This last passage is thus translated by Mr. Brewer and endorsed by the new editor, Mr. Lewis T. Dibdin, a barrister: “For those who are living in common (i.e. the monks) I need give no advice about dividing tithes or offerings among them.”[16] It is not only misleading, but bad scholarship to translate “portiones” by “tithes.” Decimæ is always the word used in Latin for tithes.
The quadripartite division of Church funds mentioned here by the Pope existed in Italy and France. In Spain and other countries the tripartite division was the custom.
Pope Sylvester, early in the fourth century, decreed, it is said, but with which I do not agree, that the revenues of the Church should be divided into four parts. One part should be assigned to the bishop for his maintenance; another part to the priests and deacons and the clergy in general; the third part to the reparation of the churches; and the fourth part to the poor, and to the sick and strangers.[17] Pope Simplicius, in the fifth century, mentions the fourfold division of the Church funds in his third epistle. Pope Gelasius (A.D. 501), in his ninth epistle, renews the regulation of Simplicius, and orders the bishops to divide their diocesan revenues into four portions and distribute them as above indicated. This was before the establishment of tithes.
Augustine, being a monk, could have no separate share of his own, and the probability is that all the offerings were divided into three but not necessarily equal parts. One part was for the maintenance and clothing of the bishop and his clergy; a portion was given to the poor and strangers, and a portion went towards the repairs of the church and erecting oratories and schools.
Blackstone states that “At the first establishment of parochial clergy, the tithes of the parish were distributed in a fourfold division: one for the use of the bishop; another for maintaining the fabric of the church; a third for the poor, and the fourth to provide for the incumbent.
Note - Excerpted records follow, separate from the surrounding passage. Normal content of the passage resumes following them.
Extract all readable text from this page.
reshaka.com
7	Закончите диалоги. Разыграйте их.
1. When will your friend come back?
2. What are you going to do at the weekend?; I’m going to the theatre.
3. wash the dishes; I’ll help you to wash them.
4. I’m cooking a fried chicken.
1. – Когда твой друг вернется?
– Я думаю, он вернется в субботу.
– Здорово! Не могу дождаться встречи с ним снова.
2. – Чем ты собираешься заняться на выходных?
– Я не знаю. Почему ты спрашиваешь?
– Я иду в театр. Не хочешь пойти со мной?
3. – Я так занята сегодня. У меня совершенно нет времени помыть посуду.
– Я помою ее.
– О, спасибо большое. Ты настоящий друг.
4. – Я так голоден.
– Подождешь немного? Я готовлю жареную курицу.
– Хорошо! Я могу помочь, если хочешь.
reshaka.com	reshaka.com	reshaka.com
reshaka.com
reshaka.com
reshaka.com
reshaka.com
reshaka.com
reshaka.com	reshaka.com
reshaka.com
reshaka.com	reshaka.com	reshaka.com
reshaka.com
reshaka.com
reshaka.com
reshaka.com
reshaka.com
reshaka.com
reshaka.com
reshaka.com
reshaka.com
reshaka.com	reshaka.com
When the sees of the bishops became otherwise amply endowed, they were prohibited from demanding their usual share of these tithes, and the division was into three parts only.”[18]
Wharton, in his “Defence of Pluralities,” refers to the fourfold and then to the tripartite divisions in England.[19]
The rules and vows of the monks prevented them from being scattered over the diocese. They lived together in common and within their monastery. Their chief functions were to instruct the converts, who, when duly prepared, were sent forth by the bishop as ordained itinerant ministers to convert their countrymen in the distant parts of the diocese where there were no churches but crosses erected at convenient spots, and around these crosses the people assembled to hear the word of God, to have their children baptized, and to partake of the Sacrament of the Lord’s Supper. Collections were always made on such occasions, which the preachers brought and deposited at the bishop’s house for the common fund. When the itinerant preachers saw people eager and zealous in their religious duties, they reported the same to the bishop, who caused to be built for them out of the common fund some wooden chapels, which served as chapels of ease to the mother-church. In some cases the bishop had a wooden house constructed close to the chapel, where a priest could permanently reside.
It is very improbable that Augustine preached or solicited the payment of tithes. It is stated in the alleged laws of Edward the Confessor, that “Augustine preached the payment of tithes, which were granted by the king (Ethelbert), and confirmed by the barons and people, but afterwards, by the instigation of the devil, many detained them; and those priests who were rich were not very careful in getting them,” etc.[20]
These so-called laws are pure fabrications. Thorpe takes his text from a Harleian manuscript written about the beginning of the 14th century. Internal evidence condemns their genuineness, for in law xi. there is a reference to the Church having been exempted from paying Danegeld, and adds, “This liberty had been preserved by Holy Church even to the time of William the Younger, called Rufus, who sought aid from the barons of England in order to keep Normandy from his brother Robert when he went to Jerusalem; and they granted him four shillings from every ploughland, not excepting Holy Church,” etc.[21]
The Rev. Morris Fuller, rector of Ryburgh, states, without the slightest authority, “May it not have a reference to the time of Ethelbert, who began to reign in Kent A.D. 566, when tithes were by law paid to the clergy, and the time of Ina, King of Wessex, who began to reign A.D. 688, when there was a law by which they were then paid.”[22] There is not one word about tithes in the laws of Ethelbert and Ina. John Pulman, a barrister, ventilated exactly the same opinions in 1864 in his “Anti-State Church Association Unmasked.” Fuller copied the erroneous views of Pulman.